The 90-minute fast ferry will take longer this afternoon. One of the engines has lost power. Still, even if we dock late, I will have time to catch Jet Blue’s red-eye to Phoenix. Besides, I have a plan for the ride from Provincetown. I’ll continue reading Ann Morrow Lindbergh’s Gift from the Sea. Admirable intentions, but the passengers are a definite distraction.

My eyes and ears settle on a man and a woman sitting shoulder to shoulder in the first row of the cabin. They stare at a small screen television set into the wall. They watch Wolfe Blitzer giving a CNN news report. I watch them, the man and the woman watching the TV in silence. How can they sit with perfect posture like two mannequins. I silently yell to them, turn off the television!

A woman appears and stops. Leaning over the couple she begins her own news report. She once lived in California; she majored in psychology. She stayed with friends who have a house in Provincetown. Blitzer’s report on the Michael Jackson autopsy has no audience among the three. Forward in the bow seats, a girl child babbles loudly to her mother and father. She lets out random, piercing screams followed by silence. Four rows ahead a Japanese man holds a cell phone to his left ear. His eyes are closed as he listens to something.
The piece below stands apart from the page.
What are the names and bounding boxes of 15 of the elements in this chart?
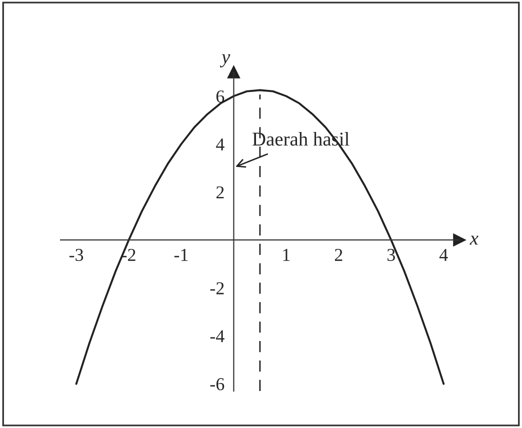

On the starboard side, a yellow Lab is stretched in the down-stay position.  Its owner hovers over a laptop keyboard and screen. The dog watched enviously as the man paused to eat from a Styrofoam container. Good dog. He never moved.

The engine noise, constant and loud, adds to the distractions. Gray water and gray sky barge by the cabin windows. A man on the bow has a wide lens attached to his camera. The wind rips and billows his nylon jacket. He is ready to shoot those first harbor sightings – oil storage tanks, bridges, and old custom houses along the wharfs. Did he photograph the cruise ship Celebrity as it passed? Happy people going to the Bahamas.

Sitting still has chilled my bones. I pull my already buttoned jacket on over my head. I cannot read or concentrate. I go to the snack bar for a cup of hot water. Back at my seat I bob a green tea bag up and down and inhale the musty aroma. No point in forcing the quiet of Lindbergh’s book into my brain. Maybe on the flight to Phoenix I’ll get back to grace and solitude.

At Long Wharf we disembark and head toward Boston’s downtown streets. I look for a “T” – a transit station to take me to the airport.  The weekend in Provincetown with its casual, party-place attitude ends at MacMillan Pier. A red-haired man rushes to a friend walking ahead. A quick few words are exchanged. His knees fold into a jump, and he plants a full-mouth kiss on the lips of his tall friend.

“See you on Friday,” he says with a laugh and a smile. Off he goes rushing to another destination.